Bromodeoxyuridine (BrdU) Staining Protocol

 

1. Incubate cells in culture with 10 mM BrdU (Sigma) for an appropriate time (30 mins – hour plus)
2. Harvest cells.
3. Fix pelleted cells in ice-cold 70% ethanol by adding with a pasteur pipette on a vortex. Leave cells at 4^oC from 30 mins to a week.
4. Pellet cells at approximately 2,000 rpm for 5 mins. Wash twice in PBS.
5. Res-suspend cells in freshly made 2M HCl (dilute conc HCl 1 part to 4 parts distilled water. Leave for 30 mins at RT with occasional mixing.
6. Pellet cells, wash twice in PBS.
7. Wash in PBS-Tween (PBS+0.1% BSA+0.2% Tween20, pH7.4).

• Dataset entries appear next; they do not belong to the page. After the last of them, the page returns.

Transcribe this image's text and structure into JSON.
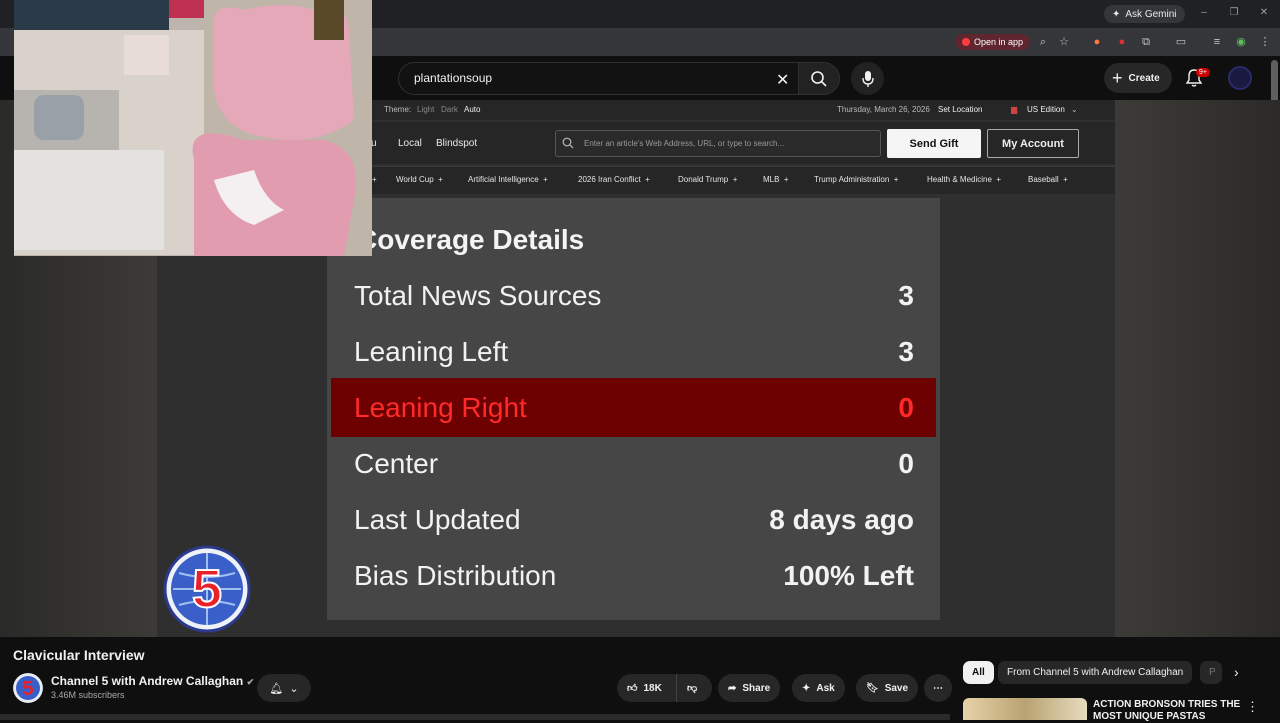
{
  "browser": {
    "ask_gemini": "Ask Gemini",
    "open_in_app": "Open in app"
  },
  "youtube": {
    "search_value": "plantationsoup",
    "create_label": "Create",
    "notification_badge": "9+",
    "video_title": "Clavicular Interview",
    "channel_name": "Channel 5 with Andrew Callaghan",
    "subscribers": "3.46M subscribers",
    "like_count": "18K",
    "share_label": "Share",
    "ask_label": "Ask",
    "save_label": "Save",
    "chips": [
      "All",
      "From Channel 5 with Andrew Callaghan",
      "P"
    ],
    "recommended_title": "ACTION BRONSON TRIES THE MOST UNIQUE PASTAS"
  },
  "ground_news": {
    "theme_label": "Theme:",
    "theme_options": [
      "Light",
      "Dark",
      "Auto"
    ],
    "date": "Thursday, March 26, 2026",
    "set_location": "Set Location",
    "edition": "US Edition",
    "nav_partial": "u",
    "nav_links": [
      "Local",
      "Blindspot"
    ],
    "url_placeholder": "Enter an article's Web Address, URL, or type to search...",
    "send_gift": "Send Gift",
    "my_account": "My Account",
    "topics": [
      "World Cup",
      "Artificial Intelligence",
      "2026 Iran Conflict",
      "Donald Trump",
      "MLB",
      "Trump Administration",
      "Health & Medicine",
      "Baseball"
    ],
    "coverage": {
      "title": "Coverage Details",
      "rows": [
        {
          "label": "Total News Sources",
          "value": "3"
        },
        {
          "label": "Leaning Left",
          "value": "3"
        },
        {
          "label": "Leaning Right",
          "value": "0"
        },
        {
          "label": "Center",
          "value": "0"
        },
        {
          "label": "Last Updated",
          "value": "8 days ago"
        },
        {
          "label": "Bias Distribution",
          "value": "100% Left"
        }
      ]
    }
  },
  "colors": {
    "yt_bg": "#0f0f0f",
    "highlight_bg": "#6d0000",
    "highlight_text": "#ff2a2a",
    "youtube_red": "#cc0000"
  }
}
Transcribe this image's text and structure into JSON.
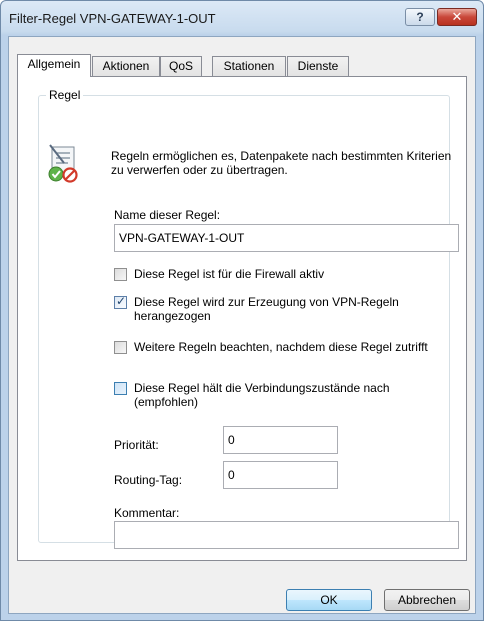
{
  "window": {
    "title": "Filter-Regel VPN-GATEWAY-1-OUT",
    "help_label": "?",
    "close_label": "✕"
  },
  "tabs": [
    {
      "label": "Allgemein",
      "active": true
    },
    {
      "label": "Aktionen",
      "active": false
    },
    {
      "label": "QoS",
      "active": false
    },
    {
      "label": "Stationen",
      "active": false
    },
    {
      "label": "Dienste",
      "active": false
    }
  ],
  "group": {
    "legend": "Regel",
    "description": "Regeln ermöglichen es, Datenpakete nach bestimmten Kriterien zu verwerfen oder zu übertragen.",
    "icon": "filter-rule-icon"
  },
  "form": {
    "name_label": "Name dieser Regel:",
    "name_value": "VPN-GATEWAY-1-OUT",
    "checkboxes": [
      {
        "label": "Diese Regel ist für die Firewall aktiv",
        "checked": false
      },
      {
        "label": "Diese Regel wird zur Erzeugung von VPN-Regeln herangezogen",
        "checked": true
      },
      {
        "label": "Weitere Regeln beachten, nachdem diese Regel zutrifft",
        "checked": false
      },
      {
        "label": "Diese Regel hält die Verbindungszustände nach (empfohlen)",
        "checked": false
      }
    ],
    "priority_label": "Priorität:",
    "priority_value": "0",
    "routing_tag_label": "Routing-Tag:",
    "routing_tag_value": "0",
    "comment_label": "Kommentar:",
    "comment_value": ""
  },
  "buttons": {
    "ok": "OK",
    "cancel": "Abbrechen"
  },
  "colors": {
    "titlebar": "#c8dbee",
    "close_button": "#c9473a",
    "default_button_border": "#3c7fb1"
  }
}
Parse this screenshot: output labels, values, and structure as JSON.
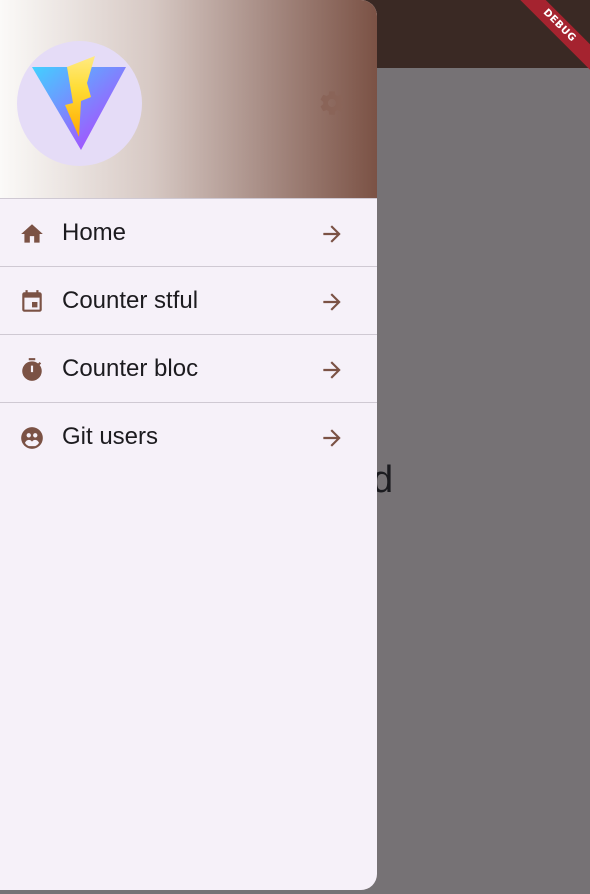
{
  "background": {
    "visible_text": "d"
  },
  "debug_banner": "DEBUG",
  "drawer": {
    "items": [
      {
        "label": "Home",
        "icon": "home-icon"
      },
      {
        "label": "Counter stful",
        "icon": "calendar-icon"
      },
      {
        "label": "Counter bloc",
        "icon": "timer-icon"
      },
      {
        "label": "Git users",
        "icon": "people-icon"
      }
    ]
  },
  "colors": {
    "accent": "#7b5245",
    "drawer_bg": "#f6f1f9",
    "scrim": "#767275",
    "appbar": "#3a2924"
  }
}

8. Add 2 ml anti-BrdU mcab (Becton Dickinson) to the cell pellet and incubate at RT for 20 mins in the dark as BrdU is photo-unstable.
9. Wash twice in PBS-Tween.
10.  Add 5 ml of rabbit anti-mouse^FITC F(ab^’)₂ fragments (DAKO, Cat.No.F0313) to the cell pellet and incubate at RT for 20 mins.
11. Wash in PBS.
12. Add 50 ml RNAse (100 mg/ml Sigma) and incubate at RT or 37^oC for 15 mins.
13. Add 200 ml of PI (50 mg/ml Sigma P4170).
14. Analyse by flow cytometry collecting 25,000 events per sample.